Tahrir Square on Friday was reminiscent of the 18 iconic days before Mubarak was ousted from presidency on Feb. 11, and the many Friday protests that have followed since. People carried signs and children wore revolutionary headbands with the colors of their prized Egyptian flag. Today, the square was a bit less crowded.
Similar to the all the other protests that have taken place since Jan. 25, Friday’s lacked central leadership; there was no single list of agreed-upon demands among various activists, party members and individuals.
“It doesn’t seem that it’s a strategy focused on the Egyptian population, but a strategy focused on keeping up the pressure on the military,” says Michele Dunne of the Carnegie Endowment for International Peace. “They feel as soon as they stop protesting, they will lose all their leverage and they’re not satisfied with what they’ve achieved so far.”
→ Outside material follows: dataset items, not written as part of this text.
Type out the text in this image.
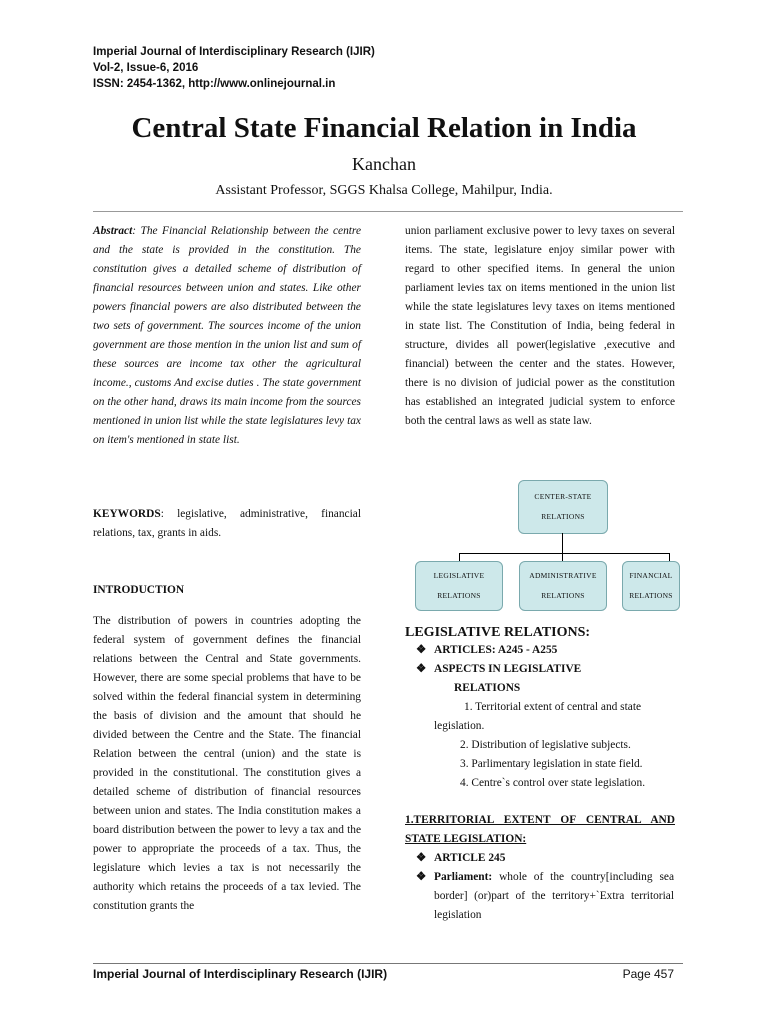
Imperial Journal of Interdisciplinary Research (IJIR)
Vol-2, Issue-6, 2016
ISSN: 2454-1362, http://www.onlinejournal.in
Central State Financial Relation in India
Kanchan
Assistant Professor, SGGS Khalsa College, Mahilpur, India.

Abstract: The Financial Relationship between the centre and the state is provided in the constitution. The constitution gives a detailed scheme of distribution of financial resources between union and states. Like other powers financial powers are also distributed between the two sets of government. The sources income of the union government are those mention in the union list and sum of these sources are income tax other the agricultural income., customs And excise duties . The state government on the other hand, draws its main income from the sources mentioned in union list while the state legislatures levy tax on item's mentioned in state list.

KEYWORDS: legislative, administrative, financial relations, tax, grants in aids.

INTRODUCTION

The distribution of powers in countries adopting the federal system of government defines the financial relations between the Central and State governments. However, there are some special problems that have to be solved within the federal financial system in determining the basis of division and the amount that should he divided between the Centre and the State. The financial Relation between the central (union) and the state is provided in the constitutional. The constitution gives a detailed scheme of distribution of financial resources between union and states. The India constitution makes a board distribution between the power to levy a tax and the power to appropriate the proceeds of a tax. Thus, the legislature which levies a tax is not necessarily the authority which retains the proceeds of a tax levied. The constitution grants the

union parliament exclusive power to levy taxes on several items. The state, legislature enjoy similar power with regard to other specified items. In general the union parliament levies tax on items mentioned in the union list while the state legislatures levy taxes on items mentioned in state list. The Constitution of India, being federal in structure, divides all power(legislative ,executive and financial) between the center and the states. However, there is no division of judicial power as the constitution has established an integrated judicial system to enforce both the central laws as well as state law.

CENTER-STATE
RELATIONS
LEGISLATIVE
RELATIONS
ADMINISTRATIVE
RELATIONS
FINANCIAL
RELATIONS
LEGISLATIVE RELATIONS:
❖ ARTICLES: A245 - A255
❖ ASPECTS IN LEGISLATIVE
RELATIONS
1. Territorial extent of central and state
legislation.
2. Distribution of legislative subjects.
3. Parlimentary legislation in state field.
4. Centre`s control over state legislation.
1.TERRITORIAL EXTENT OF CENTRAL AND STATE LEGISLATION:
❖ ARTICLE 245
❖ Parliament: whole of the country[including sea border] (or)part of the territory+`Extra territorial legislation
Imperial Journal of Interdisciplinary Research (IJIR)	Page 457
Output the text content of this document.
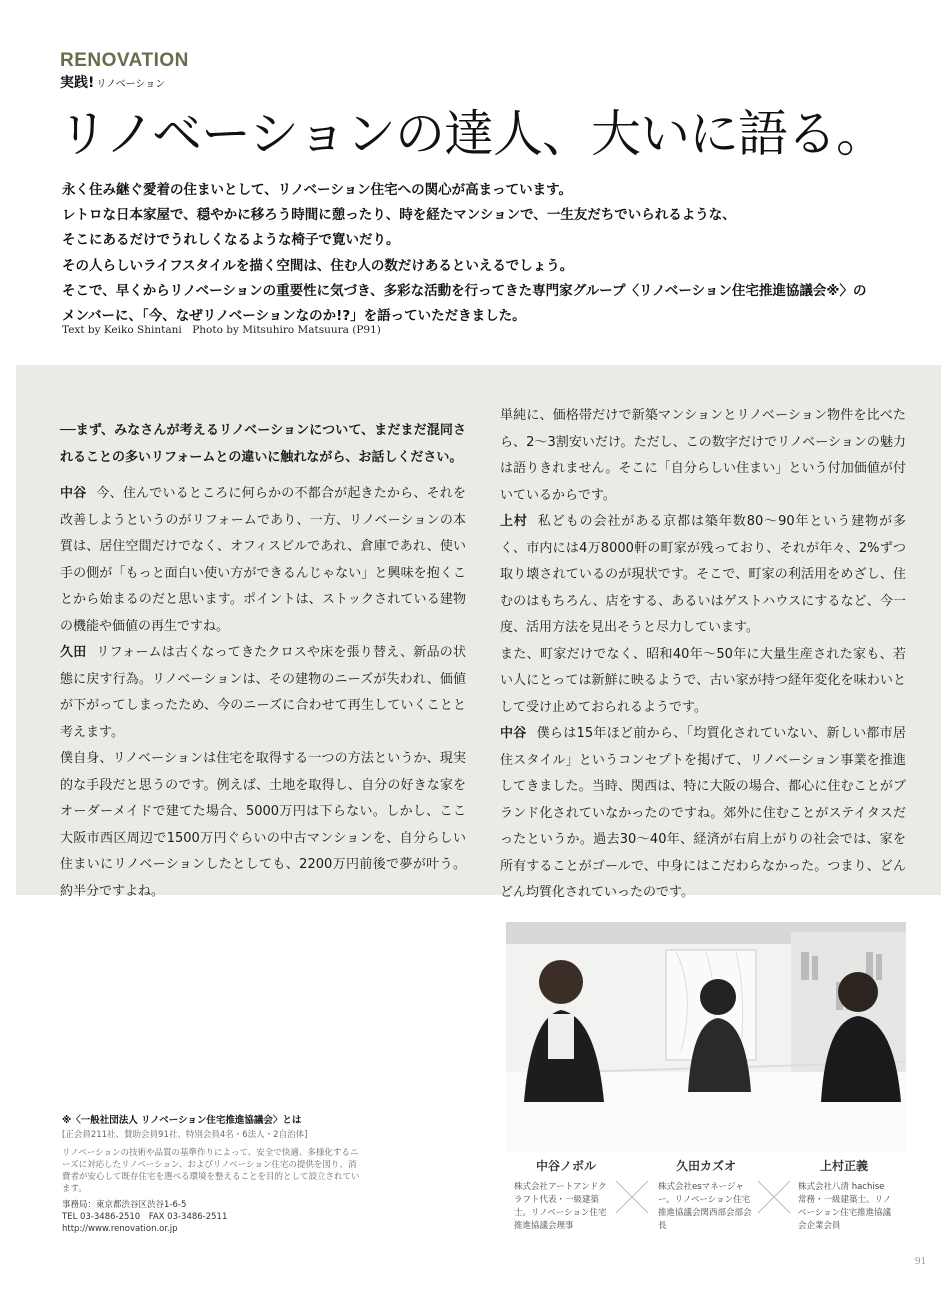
RENOVATION
実践! リノベーション
リノベーションの達人、大いに語る。

永く住み継ぐ愛着の住まいとして、リノベーション住宅への関心が高まっています。

レトロな日本家屋で、穏やかに移ろう時間に憩ったり、時を経たマンションで、一生友だちでいられるような、

そこにあるだけでうれしくなるような椅子で寛いだり。

その人らしいライフスタイルを描く空間は、住む人の数だけあるといえるでしょう。

そこで、早くからリノベーションの重要性に気づき、多彩な活動を行ってきた専門家グループ〈リノベーション住宅推進協議会※〉の

メンバーに、「今、なぜリノベーションなのか!?」を語っていただきました。

Text by Keiko Shintani　Photo by Mitsuhiro Matsuura (P91)

──まず、みなさんが考えるリノベーションについて、まだまだ混同されることの多いリフォームとの違いに触れながら、お話しください。

中谷 今、住んでいるところに何らかの不都合が起きたから、それを改善しようというのがリフォームであり、一方、リノベーションの本質は、居住空間だけでなく、オフィスビルであれ、倉庫であれ、使い手の側が「もっと面白い使い方ができるんじゃない」と興味を抱くことから始まるのだと思います。ポイントは、ストックされている建物の機能や価値の再生ですね。

久田 リフォームは古くなってきたクロスや床を張り替え、新品の状態に戻す行為。リノベーションは、その建物のニーズが失われ、価値が下がってしまったため、今のニーズに合わせて再生していくことと考えます。

僕自身、リノベーションは住宅を取得する一つの方法というか、現実的な手段だと思うのです。例えば、土地を取得し、自分の好きな家をオーダーメイドで建てた場合、5000万円は下らない。しかし、ここ大阪市西区周辺で1500万円ぐらいの中古マンションを、自分らしい住まいにリノベーションしたとしても、2200万円前後で夢が叶う。約半分ですよね。

単純に、価格帯だけで新築マンションとリノベーション物件を比べたら、2～3割安いだけ。ただし、この数字だけでリノベーションの魅力は語りきれません。そこに「自分らしい住まい」という付加価値が付いているからです。

上村 私どもの会社がある京都は築年数80～90年という建物が多く、市内には4万8000軒の町家が残っており、それが年々、2%ずつ取り壊されているのが現状です。そこで、町家の利活用をめざし、住むのはもちろん、店をする、あるいはゲストハウスにするなど、今一度、活用方法を見出そうと尽力しています。

また、町家だけでなく、昭和40年～50年に大量生産された家も、若い人にとっては新鮮に映るようで、古い家が持つ経年変化を味わいとして受け止めておられるようです。

中谷 僕らは15年ほど前から、「均質化されていない、新しい都市居住スタイル」というコンセプトを掲げて、リノベーション事業を推進してきました。当時、関西は、特に大阪の場合、都心に住むことがブランド化されていなかったのですね。郊外に住むことがステイタスだったというか。過去30～40年、経済が右肩上がりの社会では、家を所有することがゴールで、中身にはこだわらなかった。つまり、どんどん均質化されていったのです。

中谷ノボル	久田カズオ	上村正義
株式会社アートアンドクラフト代表・一級建築士。リノベーション住宅推進協議会理事
株式会社esマネージャー。リノベーション住宅推進協議会関西部会部会長
株式会社八清 hachise 常務・一級建築士。リノベーション住宅推進協議会企業会員

※〈一般社団法人 リノベーション住宅推進協議会〉とは

[正会員211社、賛助会員91社、特別会員4名・6法人・2自治体]

リノベーションの技術や品質の基準作りによって、安全で快適、多様化するニーズに対応したリノベーション、およびリノベーション住宅の提供を図り、消費者が安心して既存住宅を選べる環境を整えることを目的として設立されています。

事務局：東京都渋谷区渋谷1-6-5

TEL 03-3486-2510　FAX 03-3486-2511

http://www.renovation.or.jp

91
Many Egyptians urge patience
But many are content to give the military the benefit of the doubt.
“The protesters fear we are losing the revolution,” says student Heba Marrey, standing at the main gate of Cairo University’s sprawling campus with piles of books in her arms – too busy to attend the protest. “But the people who aren’t going are simply saying: be patient.”
Ms. Marrey says she supports the military because unlike the uprisings in countries like Libya and Syria, the Egyptian military helped their revolution. Many are, for the most part, pleased with the way the military is ruling and want to move forward in the post-revolution period.
“I think there is tension between the ongoing revolution and the political transition and [many Egyptians] are caught in the middle,” says Dr. Dunne of the Carnegie Endowment.